Najoua B.
Je suis née et j’ai grandi ici, mais comme beaucoup de jeunes de la ville j’ai dû partir ailleurs pour poursuivre mes études, parce que les possibilités de formations sont très réduites à Tiflet. Pas d’universités, ni d’écoles supérieures. Quand on obtient son bac on se retrouve obligé de quitter la ville et on doit affronter les difficultés liées aux transports et à la location à Khémisset, Kénitra ou Rabat. Et les coûts sont parfois exorbitants.
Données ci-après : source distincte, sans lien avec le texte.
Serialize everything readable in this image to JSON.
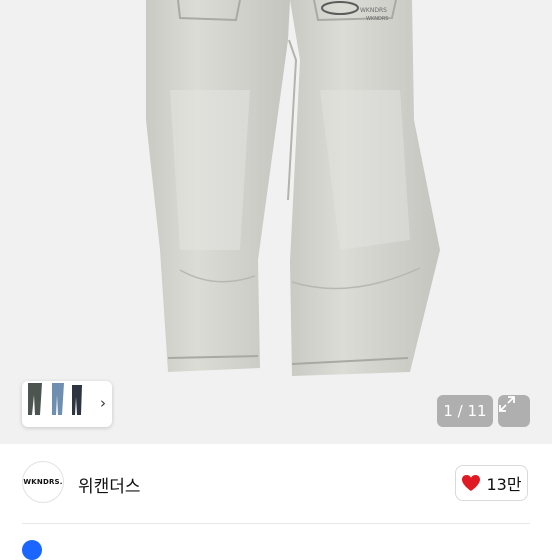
{
  "gallery": {
    "counter": "1 / 11",
    "thumbnail_more": "›",
    "expand_icon": "expand-icon"
  },
  "shop": {
    "logo_text": "WKNDRS.",
    "name": "위캔더스",
    "like_count": "13만",
    "like_color": "#e01a22"
  },
  "info": {
    "text": "",
    "accent_color": "#1a66ff"
  }
}
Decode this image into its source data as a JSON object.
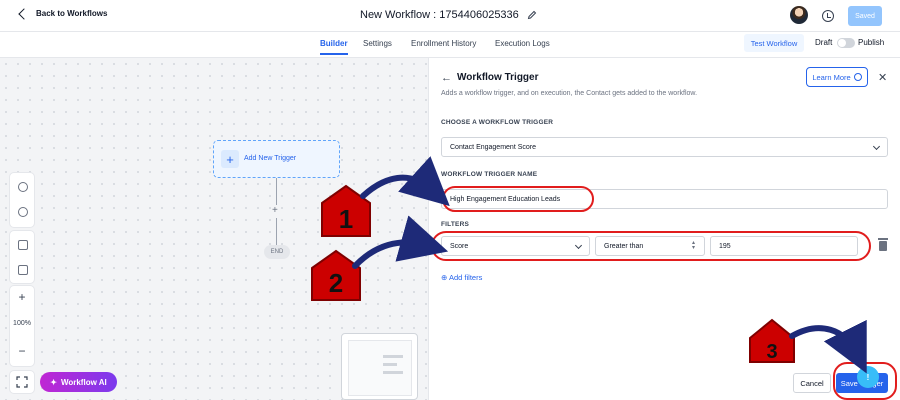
{
  "header": {
    "back_label": "Back to Workflows",
    "workflow_title": "New Workflow : 1754406025336",
    "saved_label": "Saved"
  },
  "tabs": [
    {
      "label": "Builder",
      "active": true
    },
    {
      "label": "Settings",
      "active": false
    },
    {
      "label": "Enrollment History",
      "active": false
    },
    {
      "label": "Execution Logs",
      "active": false
    }
  ],
  "actions": {
    "test_workflow": "Test Workflow",
    "draft": "Draft",
    "publish": "Publish"
  },
  "canvas": {
    "add_trigger": "Add New Trigger",
    "end": "END",
    "zoom_level": "100%",
    "workflow_ai": "Workflow AI"
  },
  "panel": {
    "title": "Workflow Trigger",
    "description": "Adds a workflow trigger, and on execution, the Contact gets added to the workflow.",
    "learn_more": "Learn More",
    "choose_label": "CHOOSE A WORKFLOW TRIGGER",
    "trigger_value": "Contact Engagement Score",
    "name_label": "WORKFLOW TRIGGER NAME",
    "name_value": "High Engagement Education Leads",
    "filters_label": "FILTERS",
    "filter": {
      "field": "Score",
      "operator": "Greater than",
      "value": "195"
    },
    "add_filters": "Add filters",
    "cancel": "Cancel",
    "save": "Save Trigger"
  },
  "annotations": [
    "1",
    "2",
    "3"
  ],
  "colors": {
    "accent": "#2563eb",
    "annotation_red": "#e11d1d",
    "arrow_navy": "#1e2a78"
  }
}
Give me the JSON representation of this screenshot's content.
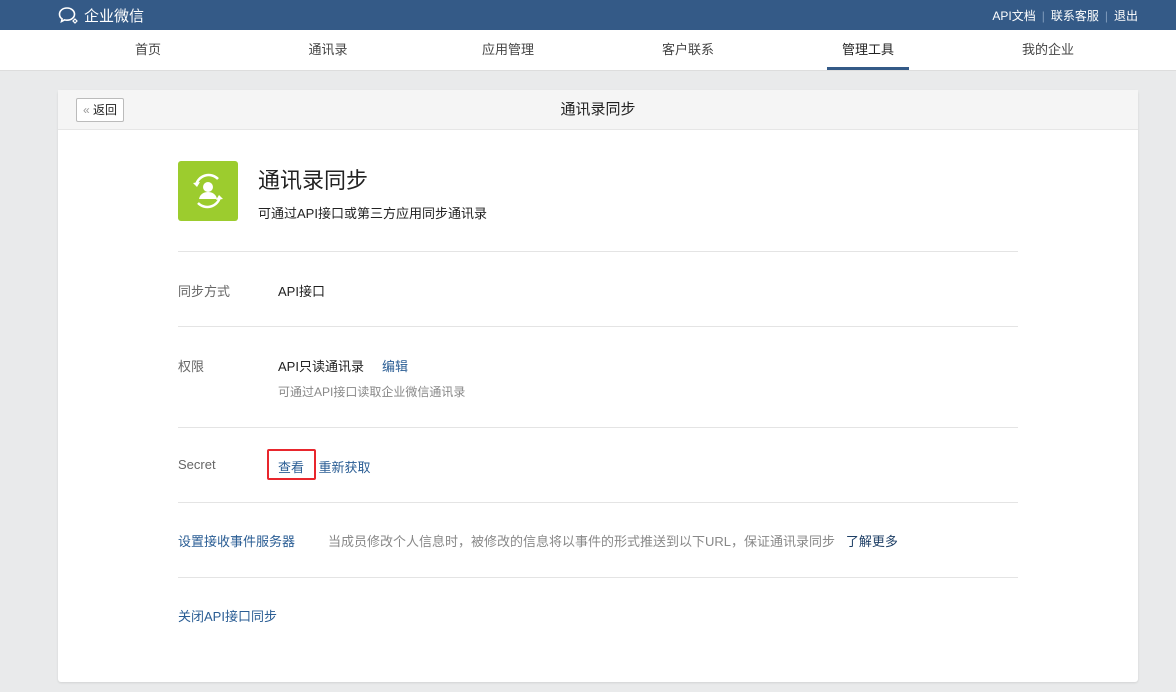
{
  "header": {
    "logo": "企业微信",
    "links": [
      "API文档",
      "联系客服",
      "退出"
    ]
  },
  "nav": [
    {
      "label": "首页"
    },
    {
      "label": "通讯录"
    },
    {
      "label": "应用管理"
    },
    {
      "label": "客户联系"
    },
    {
      "label": "管理工具",
      "active": true
    },
    {
      "label": "我的企业"
    }
  ],
  "page": {
    "back": "返回",
    "title": "通讯录同步"
  },
  "app": {
    "title": "通讯录同步",
    "desc": "可通过API接口或第三方应用同步通讯录",
    "icon": "contact-sync-icon",
    "color": "#9ccc2e"
  },
  "rows": {
    "sync_label": "同步方式",
    "sync_value": "API接口",
    "perm_label": "权限",
    "perm_value": "API只读通讯录",
    "perm_edit": "编辑",
    "perm_desc": "可通过API接口读取企业微信通讯录",
    "secret_label": "Secret",
    "secret_view": "查看",
    "secret_refresh": "重新获取",
    "event_link": "设置接收事件服务器",
    "event_desc": "当成员修改个人信息时，被修改的信息将以事件的形式推送到以下URL，保证通讯录同步",
    "event_more": "了解更多",
    "close_link": "关闭API接口同步"
  }
}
J’avais demandé la bourse et une chambre à l’internat universitaire mais je n’ai obtenu ni l’une ni l’autre. Actuellement je travaille, et j’aurai voulu me consacrer à mon boulot la journée et continuer ma formation à travers des cours du soir mais ce n’est pas possible. Même pour une formation en langues étrangères, il faut la chercher ailleurs. C’est dommage pour une ville qui regorge de jeunes talents et qui a donné auparavant naissance à des médecins, des avocats, des ingénieurs, des professeurs universitaires.
Le souci est que même ceux qui partent étudier et reviennent avec des idées de projets butent sur les contraintes. Nous ne demandons rien d’autre que l’assouplissement des procédures administratives, pour qu’on nous évite les allers retours inutiles. On aurait souhaité l’agrandissement du quartier industriel et qu’on attire de nouveaux investisseurs. A Tiflet il n’y a même pas de grandes surfaces commerciales, alors qu’on a du foncier disponible. C’est un secteur qui peut créer de l’emploi, et on évitera aux gens d’aller à Rabat ou Kénitra pour faire leurs achats. Une partie de la population dispose d’un pouvoir d’achat correct et cherche des produits de qualité mais ne les trouve pas. Certains d’entre eux se tournent alors vers l’achat en ligne.
A Tiflet, nous avons un grand hôpital mais qui manque d’équipements, et le nombre de médecins est insuffisant. On peut y aller et être tordu de douleurs et ne pas trouver un médecin pour nous prendre en charge. Ou bien y aller et trouver que le scanner ou l’échographe sont en panne. Et en plus on ressent un manque d’attention envers le citoyen.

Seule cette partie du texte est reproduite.